Dennis Lillee was one of Cummins’ early mentors, a cricketing great from an era when fitness standards were lax and talent substituted for preparation. Yet Lillee was relentless about discipline, about showing up prepared, about constantly evolving even when no one else did. “That’s the thing about change,” Cummins writes. “If you don't make any change, you stay really stale. But there's also no guarantee that a change is going to work, and it's in that unknown where all the scepticism and push-back comes in.” 
Nedd Brockmann runs ultramarathons — distances that break bodies, through heat and isolation, with no crowd to carry him forward. What drives someone through that? Showing up, especially when it would be easier not to. Showing up for the person you claimed you’d be. Cummins sees himself in that stubbornness. “A heightened sense of competitiveness can get a bad rep sometimes, but I tell you, when you’re in the last few overs of a fruitless and overheated spell, in a Test that not many people are watching back home, or if you’re out running on the seemingly endless Nullarbor with only your weeping blisters to keep you company, it can be a hell of a drug.” 
Elizabeth Day’s work centres on failure as something universal, inevitable, necessary, and worth examining. She’s spoken openly about miscarriages, about relationships that didn’t survive. It’s a radical act in a culture that worships success and pathologises setbacks. “I often wish that there was more of an allowance for respectful failure in public discourse,” Cummins reflects. “But it’s risky if you get it wrong, unintentionally causing offence, judged as too flippant. It takes bravery and a bit of latitude to fail.” 

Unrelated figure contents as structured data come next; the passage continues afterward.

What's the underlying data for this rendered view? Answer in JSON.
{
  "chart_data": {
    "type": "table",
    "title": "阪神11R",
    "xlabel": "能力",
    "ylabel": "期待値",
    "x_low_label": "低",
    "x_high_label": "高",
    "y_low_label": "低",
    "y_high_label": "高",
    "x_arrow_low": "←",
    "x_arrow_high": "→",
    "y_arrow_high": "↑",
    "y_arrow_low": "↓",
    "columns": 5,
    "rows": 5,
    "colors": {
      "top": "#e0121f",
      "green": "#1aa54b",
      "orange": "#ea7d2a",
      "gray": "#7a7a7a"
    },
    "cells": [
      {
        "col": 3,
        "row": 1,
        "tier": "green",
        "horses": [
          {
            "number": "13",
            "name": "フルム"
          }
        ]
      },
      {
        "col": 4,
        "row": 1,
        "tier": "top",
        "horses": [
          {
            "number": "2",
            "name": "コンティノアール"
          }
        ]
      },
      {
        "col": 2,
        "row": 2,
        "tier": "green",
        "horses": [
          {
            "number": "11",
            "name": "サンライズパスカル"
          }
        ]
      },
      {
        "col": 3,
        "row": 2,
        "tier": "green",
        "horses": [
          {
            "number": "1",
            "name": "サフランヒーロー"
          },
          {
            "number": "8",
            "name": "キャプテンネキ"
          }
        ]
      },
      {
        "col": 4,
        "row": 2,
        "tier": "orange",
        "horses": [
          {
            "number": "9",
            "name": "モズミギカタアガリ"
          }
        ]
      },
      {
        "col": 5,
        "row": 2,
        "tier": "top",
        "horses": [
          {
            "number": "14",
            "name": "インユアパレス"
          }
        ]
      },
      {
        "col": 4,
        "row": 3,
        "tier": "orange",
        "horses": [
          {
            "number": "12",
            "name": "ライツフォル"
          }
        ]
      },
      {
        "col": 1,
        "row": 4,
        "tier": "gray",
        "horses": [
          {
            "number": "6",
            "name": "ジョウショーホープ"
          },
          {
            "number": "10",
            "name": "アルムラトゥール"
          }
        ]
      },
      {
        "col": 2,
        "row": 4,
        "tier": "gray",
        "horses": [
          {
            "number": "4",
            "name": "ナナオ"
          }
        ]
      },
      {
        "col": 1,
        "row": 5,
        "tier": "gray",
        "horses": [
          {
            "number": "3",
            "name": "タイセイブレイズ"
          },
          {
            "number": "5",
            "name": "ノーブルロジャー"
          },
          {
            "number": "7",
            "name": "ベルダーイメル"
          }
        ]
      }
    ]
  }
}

Each conversation in the book adds a new layer. John Bertrand, champion sailor and former president of Swimming Australia, who knows what it means to captain under impossible pressure; Richard Scolyer, oncologist confronting his own mortality with the same rigour he once applied to saving others; John Moriarty, Aboriginal footballer-turned-artist and advocate, who’s spent a lifetime fighting for recognition; Shaun Christie-David, CEO of a hospitality group who built an empire on giving back to the society; Ronnie Screwvala, Indian entrepreneur and philanthropist whose ventures span industries and continents; Rob Sitch, filmmaker and comedian who shares parenting lessons; and Becky Cummins, Pat’s wife, whose absence from accolades has enabled his accumulation of them. 
Together, they form a study of resolve as a spectrum rather than a singular trait, expressed differently across lives but recognisable in each. They remind us that resolve is never finished, never mastered. It's something you keep searching for, in yourself and in others, long after the crowd has gone home.